Conta dei danni in tutta la provincia di Caserta e l’Alto Casertano dopo che pioggia e neve, e in queste ore ancora abbondanti precipitazioni, hanno creato non pochi disagi. Occhi puntati anche sui centri storici cittadini, Piedimonte Matese in particolare, dove l’incuria di anni ha reso ancor più fragile le strutture antiche che rischiano di cedere.
Ultimo fenomeno, in ordine cronologico, il tornato che ieri sera si è abbattuto su Caserta e dintorni e divelto tettoie, pali di corrente, sollevato roulotte e automobili provocato danni a cose e mandato alcune persone in ospedale.
Anche nel Matese non si contano più le buche nell’asfalto, le siepi e i fossati distrutti, i valloni colmi di detriti e rami.
È questo il bilancio degli ultimi 15 giorni, con le peggiori conseguenze sulle strade per decine di automobilisti: davvero in tanti hanno sporto denuncia ai Carabinieri contro i Comuni del Matese o la Provincia di Caserta per aver subito il danno a pneumatici e ammortizzatori nell’impatto con le buche del manto stradale. Susseguirsi di polemiche da parte dei cittadini che vorrebbero strade nuove implorando la tempestività delle Amministrazioni, ma soprattutto la qualità dei materiali impiegati per le riparazioni.
I danni ai centri storici
Ci sono danni tuttavia, ben oltre l’occhio critico di automobilisti e passanti, che rivelano uno degli aspetti più spinosi di questa vicenda fatta di buche o gomme forate. Si tratta dei centri storici cittadini, ormai lasciati all’incuria e alle intemperie da anni e che sotto piogge abbondanti come le “nostre” finiscono per cedere, o peggio ancora, per rimanere un cumulo di macerie non più recuperabili.
Il caso si è presentato alle mura romane che circondano la città di Alife, al borgo medievale di Prata Sannita e in termini ancor più concreti all’antico borgo di San Giovanni a Piedimonte Matese.
A fare da faro su questo suggestivo angolo urbano sono i cittadini che ancora vi risiedono e i tanti escursionisti che l’attraversano per raggiungere a piedi Castello del Matese (il quartiere di San Giovanni è attraversato dal sentiero CAI); sono loro ad oggi gli unici in grado di monitorarne lo stato si salute, misurando la gravità di condizioni che peggiorano da anni.

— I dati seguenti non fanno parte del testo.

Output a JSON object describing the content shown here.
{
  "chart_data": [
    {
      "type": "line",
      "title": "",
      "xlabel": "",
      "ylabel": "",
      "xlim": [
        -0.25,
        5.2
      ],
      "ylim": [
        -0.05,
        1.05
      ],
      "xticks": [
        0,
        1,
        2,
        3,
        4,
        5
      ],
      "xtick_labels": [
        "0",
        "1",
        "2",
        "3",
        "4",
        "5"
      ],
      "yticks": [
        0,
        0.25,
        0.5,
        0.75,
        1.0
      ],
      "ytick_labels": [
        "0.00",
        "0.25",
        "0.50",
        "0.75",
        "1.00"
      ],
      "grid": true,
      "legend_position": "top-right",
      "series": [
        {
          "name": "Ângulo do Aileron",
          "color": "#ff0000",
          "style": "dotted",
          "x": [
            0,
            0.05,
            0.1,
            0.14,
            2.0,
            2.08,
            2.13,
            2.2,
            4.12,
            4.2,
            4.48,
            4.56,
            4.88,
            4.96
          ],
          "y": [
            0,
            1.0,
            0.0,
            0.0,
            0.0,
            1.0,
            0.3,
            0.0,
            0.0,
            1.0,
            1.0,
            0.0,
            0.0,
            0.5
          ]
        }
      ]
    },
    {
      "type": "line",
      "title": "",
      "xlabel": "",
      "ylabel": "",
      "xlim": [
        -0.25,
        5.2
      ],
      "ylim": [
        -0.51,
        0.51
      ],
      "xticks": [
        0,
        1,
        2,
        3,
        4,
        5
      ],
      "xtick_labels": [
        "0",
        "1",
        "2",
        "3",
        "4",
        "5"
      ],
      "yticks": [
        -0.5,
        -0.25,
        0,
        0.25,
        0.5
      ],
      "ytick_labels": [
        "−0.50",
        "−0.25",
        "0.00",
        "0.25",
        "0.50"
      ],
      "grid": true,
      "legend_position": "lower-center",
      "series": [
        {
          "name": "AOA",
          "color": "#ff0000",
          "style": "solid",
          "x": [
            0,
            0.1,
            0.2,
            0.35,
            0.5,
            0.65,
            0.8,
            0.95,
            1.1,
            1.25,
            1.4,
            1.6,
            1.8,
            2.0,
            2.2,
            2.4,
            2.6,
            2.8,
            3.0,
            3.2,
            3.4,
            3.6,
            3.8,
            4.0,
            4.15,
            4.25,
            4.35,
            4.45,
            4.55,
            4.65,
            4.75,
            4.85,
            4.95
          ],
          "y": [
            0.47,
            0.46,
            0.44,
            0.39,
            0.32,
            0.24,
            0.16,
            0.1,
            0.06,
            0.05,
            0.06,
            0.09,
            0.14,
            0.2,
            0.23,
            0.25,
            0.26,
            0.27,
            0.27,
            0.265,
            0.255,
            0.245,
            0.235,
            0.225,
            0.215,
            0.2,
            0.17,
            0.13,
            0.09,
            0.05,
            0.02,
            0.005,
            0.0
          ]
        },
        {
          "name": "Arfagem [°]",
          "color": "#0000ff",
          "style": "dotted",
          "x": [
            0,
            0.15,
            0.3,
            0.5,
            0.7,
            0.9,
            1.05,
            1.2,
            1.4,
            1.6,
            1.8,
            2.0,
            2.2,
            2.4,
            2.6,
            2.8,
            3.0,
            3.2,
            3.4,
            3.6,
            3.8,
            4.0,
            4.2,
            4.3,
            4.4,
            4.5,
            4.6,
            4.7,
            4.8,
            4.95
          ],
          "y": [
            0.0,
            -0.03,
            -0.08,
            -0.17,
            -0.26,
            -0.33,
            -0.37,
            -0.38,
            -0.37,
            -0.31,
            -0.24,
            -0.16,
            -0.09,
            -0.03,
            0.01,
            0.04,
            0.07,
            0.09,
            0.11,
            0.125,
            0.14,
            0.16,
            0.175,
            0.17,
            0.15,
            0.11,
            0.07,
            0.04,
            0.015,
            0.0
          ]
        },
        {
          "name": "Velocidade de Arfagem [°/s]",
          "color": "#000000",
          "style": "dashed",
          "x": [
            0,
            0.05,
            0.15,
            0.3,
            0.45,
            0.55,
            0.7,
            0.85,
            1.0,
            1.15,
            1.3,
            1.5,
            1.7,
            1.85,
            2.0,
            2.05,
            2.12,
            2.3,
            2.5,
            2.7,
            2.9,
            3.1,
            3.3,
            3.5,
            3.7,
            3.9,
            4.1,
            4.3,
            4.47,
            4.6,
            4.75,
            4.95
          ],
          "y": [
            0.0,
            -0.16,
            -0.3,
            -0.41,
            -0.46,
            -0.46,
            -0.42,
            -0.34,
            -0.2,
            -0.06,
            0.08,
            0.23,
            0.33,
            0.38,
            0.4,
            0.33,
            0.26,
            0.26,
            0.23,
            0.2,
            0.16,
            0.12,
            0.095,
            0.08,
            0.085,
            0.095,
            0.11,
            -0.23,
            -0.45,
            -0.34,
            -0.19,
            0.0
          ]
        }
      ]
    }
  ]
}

La pioggia ha solo dato l’ultima sferzata a quelle case abbandonate da decenni, alle murelle che arginano i terreni, ai sentieri già “provati” da incuria e abbandono o dall’assenza perpetrata di una manutenzione (ordinaria) di cui necessitano. Qui il crollo della parete di un’abitazione già fatiscente ha provocato l’abbattimento di un palo Telecom.
Siamo in uno degli angoli più amati dai piedimontesi, uno spazio che è scrigno di storia antica; cammino – oggi come ieri – per chi sceglie la montagna e i suoi silenzi ma che per contrappasso sta subendo il tonfo di un altro silenzio, quello della cultura degli spazi da rivivere, rivisitare e tornare ad abitare.
Le piogge, metaforicamente fenomeni che ripuliscono e risanano, in questo caso rivelano l’ossatura fragile di un borgo e quella altrettanto caduca di una gestione (pubblica e privata) da risanare prima che sia troppo tardi.
L’appello non è soltanto alla politica vessata da questa ed altre emergenze, ma anche al buon senso di partecipazione di cittadini, associazioni, gruppi spontanei ad essere custodi della loro città, anche soltanto rispettando un divieto di transito collocato per sicurezza (vedi Scalelle, largo San Domenico), anche soltanto rinunciando ad abbandonare rifiuti in ogni angolo facendo il possibili perché appaia meno malato di come è realmente.